The shared state in the context might be interesting to all scenes – so it could make sense to add an init(context: SceneContext) requirement to a protocol implemented by all scenes here. Or maybe not.

Instead of a reference type context with implicitly mutable state, you might also want to explore options to use value type contexts and pass on a changed context copy to the next scene.

Either way though, there’s a shared context that was not explicit before, but now is.

Service Locator Pattern and Dependency Injection Bad?

No!

Not bad.
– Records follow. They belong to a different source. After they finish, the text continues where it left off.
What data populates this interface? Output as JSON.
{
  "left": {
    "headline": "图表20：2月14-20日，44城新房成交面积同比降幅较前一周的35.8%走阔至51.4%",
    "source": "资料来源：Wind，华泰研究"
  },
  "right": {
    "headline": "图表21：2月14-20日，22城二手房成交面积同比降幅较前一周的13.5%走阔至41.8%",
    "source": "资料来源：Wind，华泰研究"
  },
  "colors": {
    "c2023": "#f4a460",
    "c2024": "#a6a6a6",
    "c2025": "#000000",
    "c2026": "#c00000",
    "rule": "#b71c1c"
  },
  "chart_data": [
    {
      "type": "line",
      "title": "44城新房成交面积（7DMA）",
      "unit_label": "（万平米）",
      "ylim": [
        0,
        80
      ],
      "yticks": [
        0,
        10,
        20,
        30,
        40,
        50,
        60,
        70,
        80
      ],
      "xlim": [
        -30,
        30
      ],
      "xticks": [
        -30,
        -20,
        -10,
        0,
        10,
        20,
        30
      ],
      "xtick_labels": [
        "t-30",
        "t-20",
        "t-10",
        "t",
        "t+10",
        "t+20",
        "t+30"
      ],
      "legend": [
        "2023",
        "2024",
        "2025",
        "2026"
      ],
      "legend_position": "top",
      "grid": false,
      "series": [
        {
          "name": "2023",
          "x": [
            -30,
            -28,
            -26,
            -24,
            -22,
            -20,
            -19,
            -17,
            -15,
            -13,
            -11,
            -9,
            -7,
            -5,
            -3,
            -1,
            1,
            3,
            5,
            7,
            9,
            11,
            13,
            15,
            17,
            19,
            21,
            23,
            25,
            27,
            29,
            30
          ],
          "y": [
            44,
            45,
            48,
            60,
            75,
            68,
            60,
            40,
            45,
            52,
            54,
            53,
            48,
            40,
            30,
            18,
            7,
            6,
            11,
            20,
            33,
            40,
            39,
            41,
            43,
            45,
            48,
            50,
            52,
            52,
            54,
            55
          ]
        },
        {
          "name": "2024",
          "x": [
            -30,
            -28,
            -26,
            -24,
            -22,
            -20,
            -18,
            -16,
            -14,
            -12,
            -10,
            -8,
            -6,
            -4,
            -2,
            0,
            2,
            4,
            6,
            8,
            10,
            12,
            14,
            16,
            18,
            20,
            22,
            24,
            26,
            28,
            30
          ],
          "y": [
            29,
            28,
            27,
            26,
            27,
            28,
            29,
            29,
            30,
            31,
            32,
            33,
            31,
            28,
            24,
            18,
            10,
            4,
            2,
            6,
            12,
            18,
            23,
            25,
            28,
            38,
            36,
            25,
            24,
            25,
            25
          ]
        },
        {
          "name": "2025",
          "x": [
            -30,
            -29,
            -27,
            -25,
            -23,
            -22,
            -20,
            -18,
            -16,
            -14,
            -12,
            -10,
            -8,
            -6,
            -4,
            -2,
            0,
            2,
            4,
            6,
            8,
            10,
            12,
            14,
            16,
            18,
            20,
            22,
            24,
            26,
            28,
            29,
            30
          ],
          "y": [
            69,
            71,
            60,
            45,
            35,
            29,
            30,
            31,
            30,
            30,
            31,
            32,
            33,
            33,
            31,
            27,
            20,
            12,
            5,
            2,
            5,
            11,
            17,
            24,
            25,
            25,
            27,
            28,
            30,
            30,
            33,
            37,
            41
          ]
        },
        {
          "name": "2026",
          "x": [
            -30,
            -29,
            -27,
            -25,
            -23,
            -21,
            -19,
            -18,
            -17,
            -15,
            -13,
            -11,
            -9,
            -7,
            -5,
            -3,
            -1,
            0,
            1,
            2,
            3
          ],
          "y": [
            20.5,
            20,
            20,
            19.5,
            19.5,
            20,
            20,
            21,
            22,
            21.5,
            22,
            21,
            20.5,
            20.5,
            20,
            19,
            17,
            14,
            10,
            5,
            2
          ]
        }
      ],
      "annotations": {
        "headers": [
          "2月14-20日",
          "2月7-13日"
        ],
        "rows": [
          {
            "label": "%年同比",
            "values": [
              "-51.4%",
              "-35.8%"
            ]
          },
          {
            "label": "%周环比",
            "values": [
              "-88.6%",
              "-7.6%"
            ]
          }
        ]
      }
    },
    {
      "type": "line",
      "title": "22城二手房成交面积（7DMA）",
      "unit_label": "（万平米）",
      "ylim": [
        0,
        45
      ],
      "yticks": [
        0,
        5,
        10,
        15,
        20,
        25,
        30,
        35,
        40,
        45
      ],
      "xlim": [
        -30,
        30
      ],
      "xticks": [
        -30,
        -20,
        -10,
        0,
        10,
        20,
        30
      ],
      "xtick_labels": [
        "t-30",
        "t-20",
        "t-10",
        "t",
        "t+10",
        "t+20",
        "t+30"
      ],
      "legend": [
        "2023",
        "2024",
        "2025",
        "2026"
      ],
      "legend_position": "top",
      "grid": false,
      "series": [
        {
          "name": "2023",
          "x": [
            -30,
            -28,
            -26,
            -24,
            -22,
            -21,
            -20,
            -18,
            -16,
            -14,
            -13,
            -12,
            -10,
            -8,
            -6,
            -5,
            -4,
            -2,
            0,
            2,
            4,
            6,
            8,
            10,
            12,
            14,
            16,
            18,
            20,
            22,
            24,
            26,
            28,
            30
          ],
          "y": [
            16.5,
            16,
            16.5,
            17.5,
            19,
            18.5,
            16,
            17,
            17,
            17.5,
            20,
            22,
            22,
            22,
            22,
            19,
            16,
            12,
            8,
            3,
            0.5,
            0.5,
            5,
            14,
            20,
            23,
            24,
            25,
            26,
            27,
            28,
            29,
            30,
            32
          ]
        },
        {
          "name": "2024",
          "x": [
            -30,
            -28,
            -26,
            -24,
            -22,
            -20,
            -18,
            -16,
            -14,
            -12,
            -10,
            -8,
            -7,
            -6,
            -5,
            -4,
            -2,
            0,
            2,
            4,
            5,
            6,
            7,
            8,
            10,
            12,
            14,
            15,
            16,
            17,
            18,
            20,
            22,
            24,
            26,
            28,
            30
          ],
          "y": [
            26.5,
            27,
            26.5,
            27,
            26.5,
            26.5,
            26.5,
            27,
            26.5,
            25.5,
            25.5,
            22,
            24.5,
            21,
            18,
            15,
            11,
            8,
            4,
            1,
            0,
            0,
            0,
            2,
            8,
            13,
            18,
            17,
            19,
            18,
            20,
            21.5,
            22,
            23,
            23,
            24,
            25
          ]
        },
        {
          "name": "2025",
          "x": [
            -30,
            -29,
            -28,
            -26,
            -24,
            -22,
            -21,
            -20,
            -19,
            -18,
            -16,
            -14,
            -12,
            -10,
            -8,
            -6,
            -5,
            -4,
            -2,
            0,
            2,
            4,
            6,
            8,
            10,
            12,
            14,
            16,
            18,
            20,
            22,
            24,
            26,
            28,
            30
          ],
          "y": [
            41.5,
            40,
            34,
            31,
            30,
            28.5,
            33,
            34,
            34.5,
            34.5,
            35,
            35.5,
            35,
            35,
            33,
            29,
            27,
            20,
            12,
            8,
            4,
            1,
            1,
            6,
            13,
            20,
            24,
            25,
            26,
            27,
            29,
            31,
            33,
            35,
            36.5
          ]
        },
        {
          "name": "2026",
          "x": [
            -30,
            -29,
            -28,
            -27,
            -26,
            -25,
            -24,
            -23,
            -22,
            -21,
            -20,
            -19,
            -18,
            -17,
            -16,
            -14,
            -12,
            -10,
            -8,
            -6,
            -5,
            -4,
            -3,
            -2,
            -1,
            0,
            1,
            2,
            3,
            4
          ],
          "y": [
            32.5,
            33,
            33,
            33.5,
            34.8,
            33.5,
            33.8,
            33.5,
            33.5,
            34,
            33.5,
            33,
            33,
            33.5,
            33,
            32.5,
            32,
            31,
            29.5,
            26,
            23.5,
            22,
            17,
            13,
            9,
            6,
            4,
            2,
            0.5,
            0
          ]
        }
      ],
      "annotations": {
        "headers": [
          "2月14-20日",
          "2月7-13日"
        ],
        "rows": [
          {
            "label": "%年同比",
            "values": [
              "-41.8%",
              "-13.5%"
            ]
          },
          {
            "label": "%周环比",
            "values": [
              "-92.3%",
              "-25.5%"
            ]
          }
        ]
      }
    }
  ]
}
It’s just not the tool I’d use for a job like this.

But things can and do get much worse sometimes, and then constructor injection might not work out as well anymore. And you’re under pressure. And it’s a start-up that needs an app quick. Then a shared repository of services that essentially hides global variables isn’t the worst approach.

Rehashing the reasons why I reach for some tools and not others was a valuable exercise for me tha I wanted to share. I don’t believe there’s anything wrong with the Resolver package or Manuel’s example per se. Just be aware there’s other solutions you could reach for.